Adjacency Matrix
A second way to represent a graph utilized an adjacency matrix. This is a N by N array (N is the number of vertices). The i,j entry contains a 1 if the edge (i,j) is in the graph; otherwise it contains a 0. For an undirected graph, this matrix is symmetric.
This representation is easy to code. It's much less space efficient, especially for large, sparse graphs. Debugging is harder, as the matrix is large. Finding all the edges incident to a given vertex is fairly expensive (linear in the number of vertices), but checking if two vertices are adjacent is very quick.
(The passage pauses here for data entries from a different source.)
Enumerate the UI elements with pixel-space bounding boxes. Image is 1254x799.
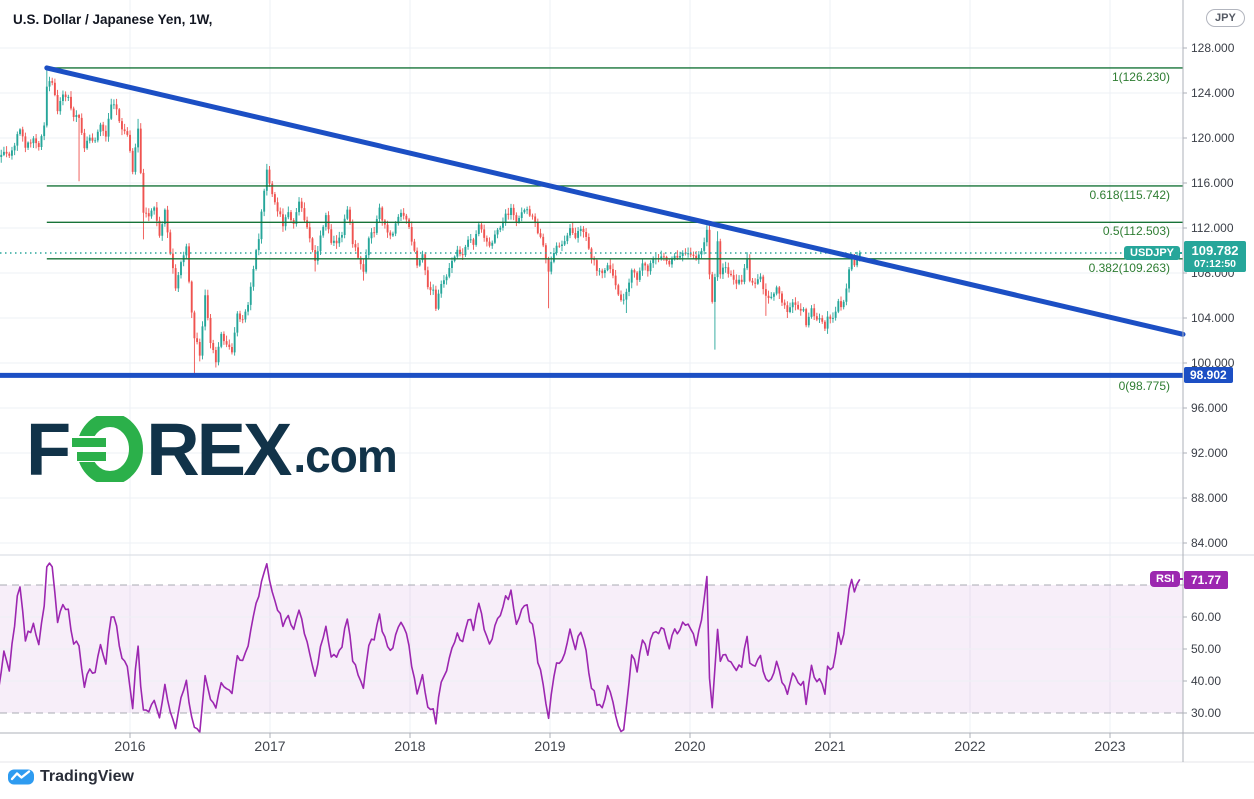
year-axis-label: 2018 [394, 738, 426, 754]
current-price-badge: 109.782 07:12:50 [1184, 241, 1246, 272]
current-price-value: 109.782 [1191, 243, 1239, 258]
rsi-axis-label: 60.00 [1191, 610, 1222, 624]
tradingview-cloud-icon [8, 769, 34, 785]
year-axis-label: 2019 [534, 738, 566, 754]
rsi-axis-label: 50.00 [1191, 642, 1222, 656]
year-axis-label: 2016 [114, 738, 146, 754]
rsi-axis-label: 30.00 [1191, 706, 1222, 720]
price-axis-label: 120.000 [1191, 131, 1235, 145]
price-axis-label: 116.000 [1191, 176, 1234, 190]
year-axis-label: 2017 [254, 738, 286, 754]
support-price-badge: 98.902 [1184, 367, 1233, 383]
price-axis-label: 88.000 [1191, 491, 1228, 505]
price-axis-label: 92.000 [1191, 446, 1228, 460]
currency-badge: JPY [1206, 9, 1245, 27]
fib-level-label: 0.5(112.503) [1102, 224, 1170, 239]
fib-level-label: 0.618(115.742) [1089, 187, 1170, 202]
price-axis-label: 112.000 [1191, 221, 1234, 235]
bar-countdown: 07:12:50 [1193, 258, 1237, 270]
tradingview-logo[interactable]: TradingView [8, 768, 134, 786]
price-axis-label: 84.000 [1191, 536, 1228, 550]
watermark-f: F [26, 408, 71, 491]
price-axis-label: 100.000 [1191, 356, 1235, 370]
support-dash [1176, 374, 1182, 376]
price-axis-label: 104.000 [1191, 311, 1235, 325]
rsi-value-badge: 71.77 [1184, 571, 1228, 589]
rsi-axis-label: 40.00 [1191, 674, 1222, 688]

Adding and removing edges are also very inexpensive operations.
For weighted graphs, the value of the (i,j) entry is used to store the weight of the edge. For an unweighted multigraph, the (i,j) entry can maintain the number of edges between the vertices. For a weighted multigraph, it's harder to extend this.
Example
The sample undirected graph would be represented by the following adjacency matrix:
V1 V2 V3 V4 V5 V6
V1 0 0 1 0 0 1
V2 0 0 0 0 1 0
V3 1 0 0 1 0 1
V4 0 0 1 0 0 0
V5 0 1 0 0 0 0
V6 1 0 1 0 0 0
It is sometimes helpful to use the fact that the (i,j) entry of the adjacency matrix raised to the k-th power gives the number of paths from vertex i to vertex j consisting of exactly k edges.